I
remembered Dr. Johnson’s happy thought, as reported by Boswell, while reading The Gray Notebook by the Catalan writer
Josep Pla (1897-1981). I had never heard of Pla before this week nor have I
read any other work translated from Catalan. New York Review Books in 2013 performed
a service to English-language readers and published Peter Bush’s translation of
the journal Pla began keeping on his twenty-first birthday, on March 8, 1918,
and maintained for twenty months until he became the Paris correspondent for a
Barcelona newspaper. In his first entry he writes: “I’ll write whatever happens
— simply to pass the time — come what may.” Pla revised his journal throughout
his life, adding layers of thought and recollection, and polishing the prose, and
didn’t publish it until 1966, as part of the forty-five volumes of his complete
works. Most of his work consists of journalism, travel writing and other
nonfiction. In the passage that reminded me of Johnson’s observation, Pla
writes of his home town, Palafrugell, on Spain’s northeastern coast: “Gervasi’s
on plaça Nova is one of the most pleasant taverns in town to drop by. The wine
is usually good and the company is agreeable.”
Pla
goes on to describe the central role taverns play in Catalonian life, and while
doing so reveals his pride in being a provincial. He betrays no sense of cultural
inferiority, though neither is he a nationalist, Catalan or otherwise. Even as
a young man, Pla seems without pretensions:
“To
write the history of Gervasi’s tavern would be to write the history of my
beloved birthplace. It would be a peculiar history because, apart from being
very short, all that would stand out would be the absence of glorious deeds or
famous people. Many people, I suspect, would find this lack of brilliance
depressing. Personally, I am delighted to have been born in a town that has
produced no redeemer, no connoisseur of exotic sensations, no stentorian
preacher. It makes me feel light and free.”
Pla
would make ideal company in a tavern. His mind is practical, not given to
theory. He is amused by life, not outraged. He pays studious attention to his
surroundings and the way people speak.

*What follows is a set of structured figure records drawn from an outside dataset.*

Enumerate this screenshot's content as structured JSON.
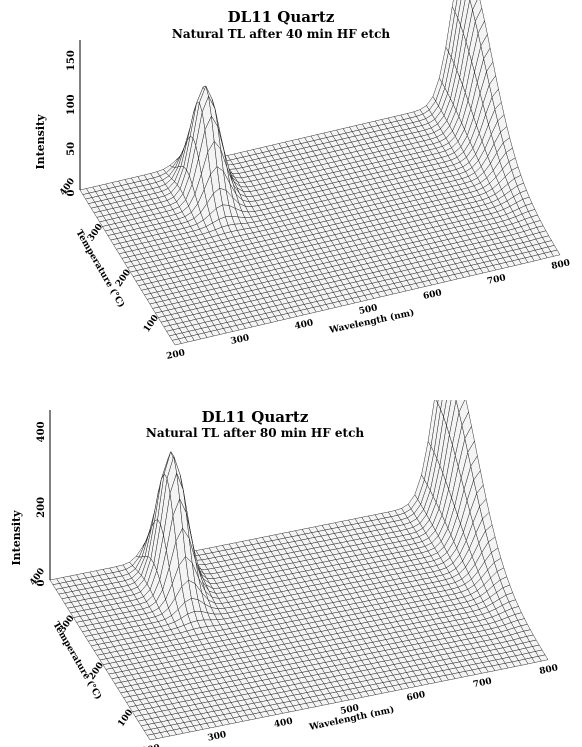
{
  "chart_data": [
    {
      "type": "surface",
      "title": "DL11 Quartz",
      "subtitle": "Natural TL after 40 min HF etch",
      "xlabel": "Wavelength (nm)",
      "ylabel": "Temperature (°C)",
      "zlabel": "Intensity",
      "x_ticks": [
        "200",
        "300",
        "400",
        "500",
        "600",
        "700",
        "800"
      ],
      "y_ticks": [
        "100",
        "200",
        "300",
        "400"
      ],
      "z_ticks": [
        "0",
        "50",
        "100",
        "150"
      ],
      "xlim": [
        200,
        800
      ],
      "ylim": [
        60,
        400
      ],
      "zlim": [
        0,
        170
      ],
      "grid": true,
      "peaks": [
        {
          "wavelength": 370,
          "temperature": 340,
          "intensity": 120
        },
        {
          "wavelength": 800,
          "temperature": 400,
          "intensity": 165
        }
      ]
    },
    {
      "type": "surface",
      "title": "DL11 Quartz",
      "subtitle": "Natural TL after 80 min HF etch",
      "xlabel": "Wavelength (nm)",
      "ylabel": "Temperature (°C)",
      "zlabel": "Intensity",
      "x_ticks": [
        "200",
        "300",
        "400",
        "500",
        "600",
        "700",
        "800"
      ],
      "y_ticks": [
        "100",
        "200",
        "300",
        "400"
      ],
      "z_ticks": [
        "0",
        "200",
        "400"
      ],
      "xlim": [
        200,
        800
      ],
      "ylim": [
        60,
        400
      ],
      "zlim": [
        0,
        450
      ],
      "grid": true,
      "peaks": [
        {
          "wavelength": 360,
          "temperature": 345,
          "intensity": 350
        },
        {
          "wavelength": 800,
          "temperature": 400,
          "intensity": 420
        }
      ]
    }
  ]
}
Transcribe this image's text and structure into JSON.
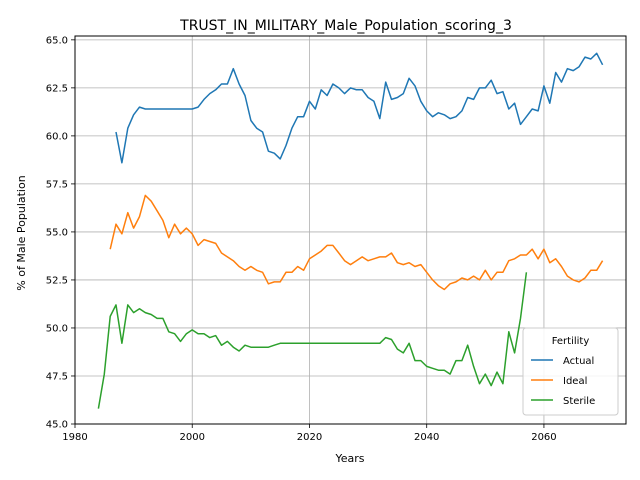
{
  "chart_data": {
    "type": "line",
    "title": "TRUST_IN_MILITARY_Male_Population_scoring_3",
    "xlabel": "Years",
    "ylabel": "% of Male Population",
    "xlim": [
      1980,
      2074
    ],
    "ylim": [
      45.0,
      65.2
    ],
    "xticks": [
      1980,
      2000,
      2020,
      2040,
      2060
    ],
    "yticks": [
      45.0,
      47.5,
      50.0,
      52.5,
      55.0,
      57.5,
      60.0,
      62.5,
      65.0
    ],
    "grid": true,
    "legend": {
      "title": "Fertility",
      "position": "bottom-right"
    },
    "series": [
      {
        "name": "Actual",
        "color": "#1f77b4",
        "x": [
          1987,
          1988,
          1989,
          1990,
          1991,
          1992,
          1993,
          1994,
          1995,
          1996,
          1997,
          1998,
          1999,
          2000,
          2001,
          2002,
          2003,
          2004,
          2005,
          2006,
          2007,
          2008,
          2009,
          2010,
          2011,
          2012,
          2013,
          2014,
          2015,
          2016,
          2017,
          2018,
          2019,
          2020,
          2021,
          2022,
          2023,
          2024,
          2025,
          2026,
          2027,
          2028,
          2029,
          2030,
          2031,
          2032,
          2033,
          2034,
          2035,
          2036,
          2037,
          2038,
          2039,
          2040,
          2041,
          2042,
          2043,
          2044,
          2045,
          2046,
          2047,
          2048,
          2049,
          2050,
          2051,
          2052,
          2053,
          2054,
          2055,
          2056,
          2057,
          2058,
          2059,
          2060,
          2061,
          2062,
          2063,
          2064,
          2065,
          2066,
          2067,
          2068,
          2069,
          2070
        ],
        "values": [
          60.2,
          58.6,
          60.4,
          61.1,
          61.5,
          61.4,
          61.4,
          61.4,
          61.4,
          61.4,
          61.4,
          61.4,
          61.4,
          61.4,
          61.5,
          61.9,
          62.2,
          62.4,
          62.7,
          62.7,
          63.5,
          62.7,
          62.1,
          60.8,
          60.4,
          60.2,
          59.2,
          59.1,
          58.8,
          59.5,
          60.4,
          61.0,
          61.0,
          61.8,
          61.4,
          62.4,
          62.1,
          62.7,
          62.5,
          62.2,
          62.5,
          62.4,
          62.4,
          62.0,
          61.8,
          60.9,
          62.8,
          61.9,
          62.0,
          62.2,
          63.0,
          62.6,
          61.8,
          61.3,
          61.0,
          61.2,
          61.1,
          60.9,
          61.0,
          61.3,
          62.0,
          61.9,
          62.5,
          62.5,
          62.9,
          62.2,
          62.3,
          61.4,
          61.7,
          60.6,
          61.0,
          61.4,
          61.3,
          62.6,
          61.7,
          63.3,
          62.8,
          63.5,
          63.4,
          63.6,
          64.1,
          64.0,
          64.3,
          63.7
        ]
      },
      {
        "name": "Ideal",
        "color": "#ff7f0e",
        "x": [
          1986,
          1987,
          1988,
          1989,
          1990,
          1991,
          1992,
          1993,
          1994,
          1995,
          1996,
          1997,
          1998,
          1999,
          2000,
          2001,
          2002,
          2003,
          2004,
          2005,
          2006,
          2007,
          2008,
          2009,
          2010,
          2011,
          2012,
          2013,
          2014,
          2015,
          2016,
          2017,
          2018,
          2019,
          2020,
          2021,
          2022,
          2023,
          2024,
          2025,
          2026,
          2027,
          2028,
          2029,
          2030,
          2031,
          2032,
          2033,
          2034,
          2035,
          2036,
          2037,
          2038,
          2039,
          2040,
          2041,
          2042,
          2043,
          2044,
          2045,
          2046,
          2047,
          2048,
          2049,
          2050,
          2051,
          2052,
          2053,
          2054,
          2055,
          2056,
          2057,
          2058,
          2059,
          2060,
          2061,
          2062,
          2063,
          2064,
          2065,
          2066,
          2067,
          2068,
          2069,
          2070
        ],
        "values": [
          54.1,
          55.4,
          54.9,
          56.0,
          55.2,
          55.8,
          56.9,
          56.6,
          56.1,
          55.6,
          54.7,
          55.4,
          54.9,
          55.2,
          54.9,
          54.3,
          54.6,
          54.5,
          54.4,
          53.9,
          53.7,
          53.5,
          53.2,
          53.0,
          53.2,
          53.0,
          52.9,
          52.3,
          52.4,
          52.4,
          52.9,
          52.9,
          53.2,
          53.0,
          53.6,
          53.8,
          54.0,
          54.3,
          54.3,
          53.9,
          53.5,
          53.3,
          53.5,
          53.7,
          53.5,
          53.6,
          53.7,
          53.7,
          53.9,
          53.4,
          53.3,
          53.4,
          53.2,
          53.3,
          52.9,
          52.5,
          52.2,
          52.0,
          52.3,
          52.4,
          52.6,
          52.5,
          52.7,
          52.5,
          53.0,
          52.5,
          52.9,
          52.9,
          53.5,
          53.6,
          53.8,
          53.8,
          54.1,
          53.6,
          54.1,
          53.4,
          53.6,
          53.2,
          52.7,
          52.5,
          52.4,
          52.6,
          53.0,
          53.0,
          53.5
        ]
      },
      {
        "name": "Sterile",
        "color": "#2ca02c",
        "x": [
          1984,
          1985,
          1986,
          1987,
          1988,
          1989,
          1990,
          1991,
          1992,
          1993,
          1994,
          1995,
          1996,
          1997,
          1998,
          1999,
          2000,
          2001,
          2002,
          2003,
          2004,
          2005,
          2006,
          2007,
          2008,
          2009,
          2010,
          2011,
          2012,
          2013,
          2014,
          2015,
          2016,
          2017,
          2018,
          2019,
          2020,
          2021,
          2022,
          2023,
          2024,
          2025,
          2026,
          2027,
          2028,
          2029,
          2030,
          2031,
          2032,
          2033,
          2034,
          2035,
          2036,
          2037,
          2038,
          2039,
          2040,
          2041,
          2042,
          2043,
          2044,
          2045,
          2046,
          2047,
          2048,
          2049,
          2050,
          2051,
          2052,
          2053,
          2054,
          2055,
          2056,
          2057
        ],
        "values": [
          45.8,
          47.6,
          50.6,
          51.2,
          49.2,
          51.2,
          50.8,
          51.0,
          50.8,
          50.7,
          50.5,
          50.5,
          49.8,
          49.7,
          49.3,
          49.7,
          49.9,
          49.7,
          49.7,
          49.5,
          49.6,
          49.1,
          49.3,
          49.0,
          48.8,
          49.1,
          49.0,
          49.0,
          49.0,
          49.0,
          49.1,
          49.2,
          49.2,
          49.2,
          49.2,
          49.2,
          49.2,
          49.2,
          49.2,
          49.2,
          49.2,
          49.2,
          49.2,
          49.2,
          49.2,
          49.2,
          49.2,
          49.2,
          49.2,
          49.5,
          49.4,
          48.9,
          48.7,
          49.2,
          48.3,
          48.3,
          48.0,
          47.9,
          47.8,
          47.8,
          47.6,
          48.3,
          48.3,
          49.1,
          48.0,
          47.1,
          47.6,
          47.0,
          47.7,
          47.1,
          49.8,
          48.7,
          50.5,
          52.9
        ]
      }
    ]
  }
}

In all of this he reminds me of Sir John
Hawkins’ report in his Life of Johnson
(1787):
“In
contradiction to those, who, having a wife and children, prefer domestic
enjoyments to those which a tavern affords, I have heard [Dr. Johnson] assert,
that a tavern-chair was the throne of human felicity.—`As soon,’ said he, `as I
enter the door of a tavern, I experience an oblivion of care, and a freedom
from solicitude: when I am seated, I find the master courteous, and the
servants obsequious to my call; anxious to know and ready to supply my wants:
wine there exhilarates my spirits, and prompts me to free conversation and an
interchange of discourse with those whom I most love: I dogmatise and am
contradicted, and in this conflict of opinion and sentiments I find delight.’”
1 comment:
Yes that cut and thrust delineated in the final two lines of your post are true pleasure. A taking pleasure in the mental exploration of the human condition by challenging wrong-headed ideas about it. What fun!